Certains sont devenus des icônes internationales, d’autres ont disparu dans l’oubli : l’exposition " Pharaons superstars ", qui s’ouvre mercredi au Mucem de Marseille, interroge les ressorts de la célébrité et de la postérité en parcourant 5.000 ans d’histoire, de l’Égypte antique à nos jours.

Durant 3.000 ans, l’Égypte a connu plus de 340 pharaons, mais seule une poignée d’entre eux, portés par des exploits militaires ou architecturaux — temples, pyramides ou statues monumentales — ou par le hasard de l’histoire sont arrivés jusqu’à nous. Avec parfois une image fabriquée ou déformée.

" Khéops, Néfertiti, Toutânkhamon, Ramsès sont aujourd’hui des noms familiers des milliers d’années après leur mort. Mais qui se souvient de Nectanébo, qui passait au Moyen âge pour le père d’Alexandre le Grand, ou encore d’Amasis, Psammétique ou Sésostris, célébrés en Europe au XVIIIe siècle ? Sans parler de Sesostris III ou d’Amenemhat III, vénérés par les Égyptiens du 1er millénaire ", constatent les égyptologues Frédéric Mougenot et Guillemette Andreu-Lanoë, commissaires de l’exposition, ouverte jusqu’au 17 octobre.

Et que dire aussi de ces pharaons maudits que les Égyptiens ont voulu effacer de leurs tablettes et monuments, mais dont l’existence a survécu à travers les siècles.

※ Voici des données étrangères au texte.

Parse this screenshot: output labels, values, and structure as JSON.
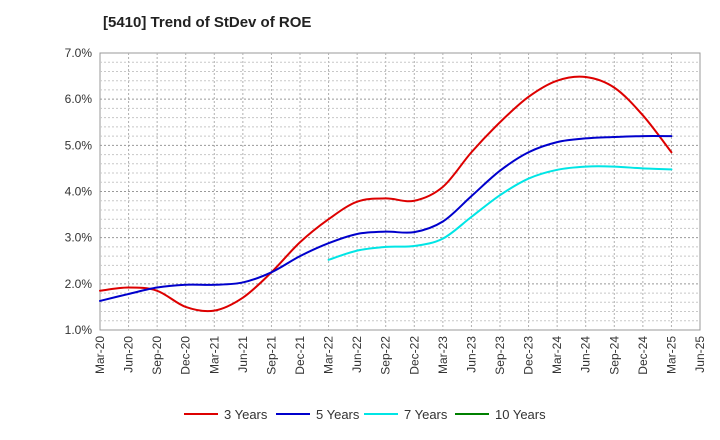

Comme la reine Hatchepsout, qui avait créé un précédent risqué pour la transmission du pouvoir entre hommes, ou Akhenaton et son épouse Néfertiti, qui ont osé une réforme radicale de la religion et du pouvoir.

Quant à la reine Cléopâtre, souvent représentée à demi-dénudée dans l’exposition, elle fut dépeinte par les historiens romains comme séductrice et libidineuse, alors que le monde arabe classique voyait en elle une bâtisseuse et une savante.

" En travaillant sur cette exposition, on s’est rendu compte qu’elle représentait aussi une parabole, une métaphore sur la célébrité et la mémoire. Les célébrités d’hier ne sont pas celles d’aujourd’hui et peut-être pas celles de demain ", souligne Frédéric Mougenot, en pointant " l’ironie de l’histoire " ou encore " la chance " qui a placé en pleine lumière certains pharaons, sans lien forcément avec leurs mérites.

– Icône nationale en Égypte –

L’exposition devait initialement s’ouvrir en 2020. Retardée par le Covid, elle tombe finalement à pic, 2022 étant le bicentenaire du déchiffrement des hiéroglyphes, l’écriture de l’Égypte antique, par Jean-François Champollion, et le centenaire de la découverte du tombeau et des trésors de Toutankhamon.

Ses initiateurs proposent un parcours de 1.000 m2 en trois parties : la mémoire des pharaons dans la civilisation pharaonique, la représentation des pharaons jusqu’au XVIIIe siècle, fabriquée souvent à partir de textes gréco-romains ou de textes religieux, et enfin la révolution Champollion, qui a bouleversé notre vision de l’Égypte antique.

Des hiéroglyphes égyptiens à la musique pop en passant par les enluminures médiévales et la peinture classique, une grande variété de documents historiques sont présentés. Des objets antiques, mais aussi de consommation contemporaine témoignent de la popularité des pharaons et de leur image dans l’imaginaire moderne.

Parmi les plus belles pièces figure une statue du dieu Amon, statue à l’origine accompagnée d’une représentation de Toutankhamon avant que celle-ci soit martelée par les anciens Égyptiens pour effacer sa mémoire.

À voir également, un énorme poing provenant d’une statue colossale de Ramsès II, des manuscrits de Champollion, ou encore une tapisserie des Gobelins du XVIIe illustrant l’affrontement entre Moïse et Pharaon.

La fin du parcours montre la modernité de l’image des pharaons, utilisés dans la publicité pour vendre des savons, des machines à coudre, voire une moto. Une image également reprise dans l’art ou dans la politique, utilisée autant par le gouvernement égyptien comme icône nationale que par ses opposants, lors du printemps arabe, qui l’ont détournée avec le masque des " Anonymous " pour symboliser la colère du peuple.

Montée en partenariat avec le musée Calouste Gulbenkian de Lisbonne, où elle sera présentée du 24 novembre au 6 mars 2023, l’exposition montre des œuvres provenant du fonds du Mucem, du Louvre d’Orsay, mais aussi de grands musées étrangers, anglais, belges, autrichiens et italiens.